На другой день Лубоцкий чувствовал себя скверно. Долго не вставал с лежака, разбитый, больной после десятидневных скитаний. Он то дремал, впадая в забытье, то снова приходил в себя, пытался что-то прикидывать, не получалось, зияла пустота, он снова закрывал глаза. Устал он. Зевает, как рыба на сухе, раскрывает рот. Полно воздуху, есть чем дышать, да незачем… Оскудение — это когда нет даже желания желать.

Заходила Марфута, принесла молока и хлеба, подождала немного — он не пошевелился — и тихо вышла.

Встал, поел и опять лег. Сколько это продлится?

Когда нет желаний — нет ни счастья, ни несчастья, ни беды, ни удачи, все равно.

Протукала по двору деревяшка хозяина, быстро, часто, рывком распахнулась дверь, Лубоцкий успел подумать: снова напился — и услышал его хриплый голос:

— Быстро за мной, Бедовый! Жандармы из уезда. Чтоб духу твоего не было! — Он завертелся по избе, хватая его шапку, пожитки, запихивая в мешок. — Сбежал — и крышка. Шевелись живей!

Наклоняясь вперед, углом, подволакивая ногу, он проскакал по двору в избу. Справа у порога схватил бочку за края, качнул ее на ребре, откатил в сторону. Дернул за кольцо крышку подпола.

— Лезь! Пускай поищут, Синегуб тоже искал, старался.

Взявшись за края подпола, Лубоцкий спустил ноги я провалился, как в прорубь. Над головой плотно, как каменная плита, легла крышка из толстых плах, глухо загремела бочка, Лукич ее перекатил на место.

Темнота. Тишина. Не то спасение, не то ловушка.

Остро пахло укропом, холодной плесенью, погребным духом. Лубоцкий потер переносицу — не расчихаться бы. Надо подальше от крышки.

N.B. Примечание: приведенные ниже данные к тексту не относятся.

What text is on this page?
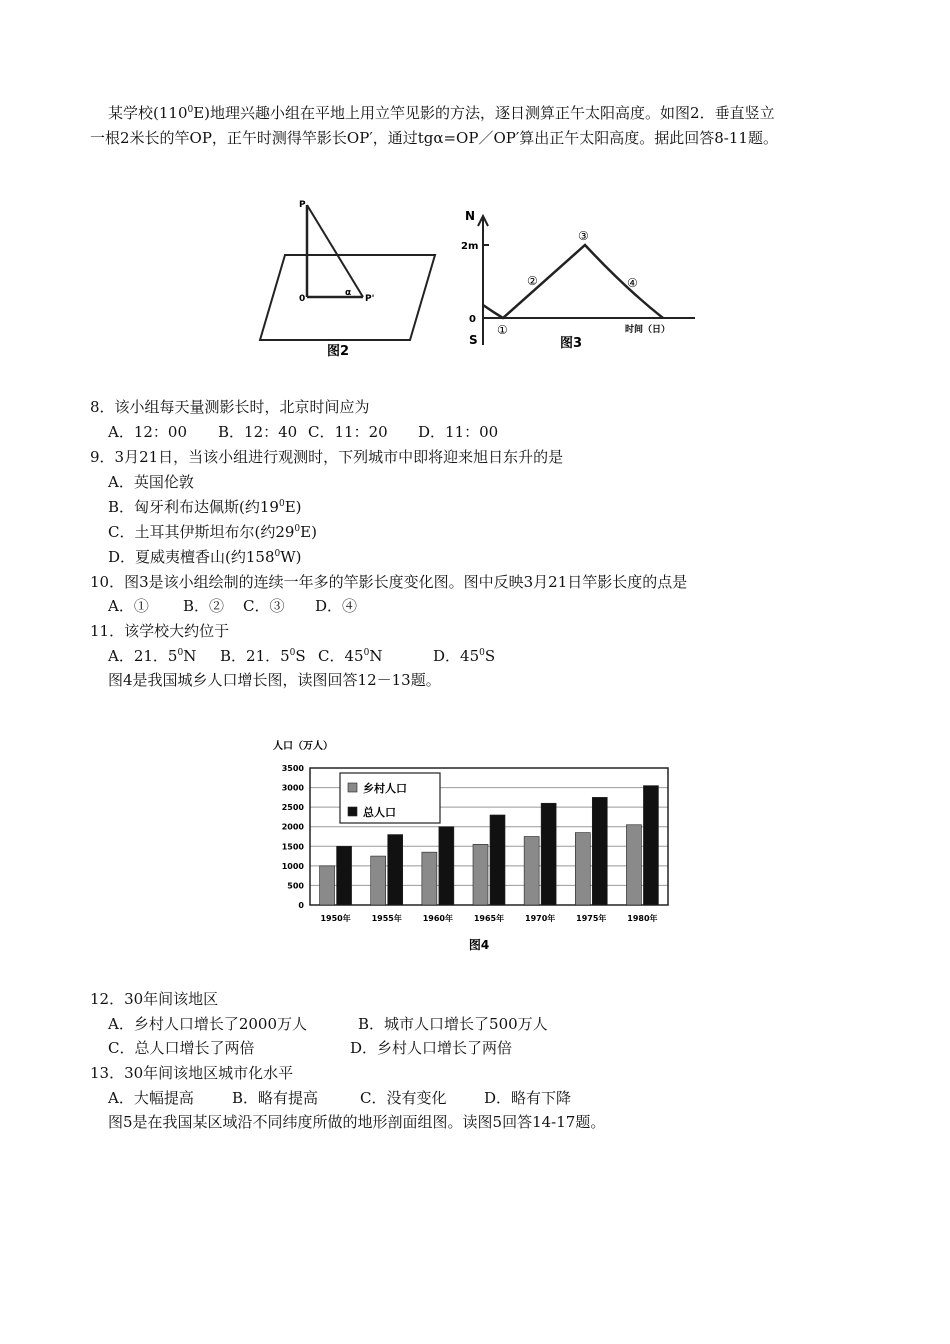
某学校$(110^0E)$地理兴趣小组在平地上用立竿见影的方法，逐日测算正午太阳高度。如图2．垂直竖立
一根2米长的竿OP，正午时测得竿影长OP′，通过tgα=OP／OP′算出正午太阳高度。据此回答8-11题。
P
0
α
P'
图2
N
2m
0
S
①
②
③
④
时间（日）
图3
8．该小组每天量测影长时，北京时间应为
A．12：00 B．12：40 C．11：20 D．11：00
9．3月21日，当该小组进行观测时，下列城市中即将迎来旭日东升的是
A．英国伦敦
B．匈牙利布达佩斯(约$19^0E$)
C．土耳其伊斯坦布尔(约$29^0E$)
D．夏威夷檀香山(约$158^0W$)
10．图3是该小组绘制的连续一年多的竿影长度变化图。图中反映3月21日竿影长度的点是
A．① B．② C．③ D．④
11．该学校大约位于
A．21．$5^0N$ B．21．$5^0S$ C．$45^0N$	D．$45^0S$
图4是我国城乡人口增长图，读图回答12－13题。
人口（万人）
0
500
1000
1500
2000
2500
3000
3500
1950年	1955年	1960年	1965年	1970年	1975年	1980年
乡村人口
总人口
图4
12．30年间该地区
A．乡村人口增长了2000万人	B．城市人口增长了500万人
C．总人口增长了两倍	D．乡村人口增长了两倍
13．30年间该地区城市化水平
A．大幅提高	B．略有提高	C．没有变化	D．略有下降
图5是在我国某区域沿不同纬度所做的地形剖面组图。读图5回答14-17题。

Плавая в темноте руками — не свалить бы что, не загреметь, — он стал пробираться подальше от лаза. Бочка, еще бочка, бутыль, корзина, наконец пустота, нащупал холодную стену, положил свой мешок и присел на него. Притянул колени к груди, на колени — руки, на руки — голову. Когда ничего не видно, лучше закрыть глаза, избавишься от темноты и будет спокойнее.

Тревога его приободрила, от укропа легче дышалось. «Надо думать о чем-нибудь таком, бойком. Веселее. Бедовый! Без жандармов тебе уже и жизни нет, киснешь».

Однако, как ни веселись, погреб — это уже лишнее. В приговоре о погребе не говорилось.

Чем отличается погреб от погребения? Тем же. чем поезд, к примеру, от пассажиров. Тайга в поезде: а он здесь. Пассажир может сойти, погребенному сходить некуда…

Тяжелые шаги, смутные голоса, казенные, требовательные, и в ответ громкий и дерзкий голос Лукича — не очень-то он их боится.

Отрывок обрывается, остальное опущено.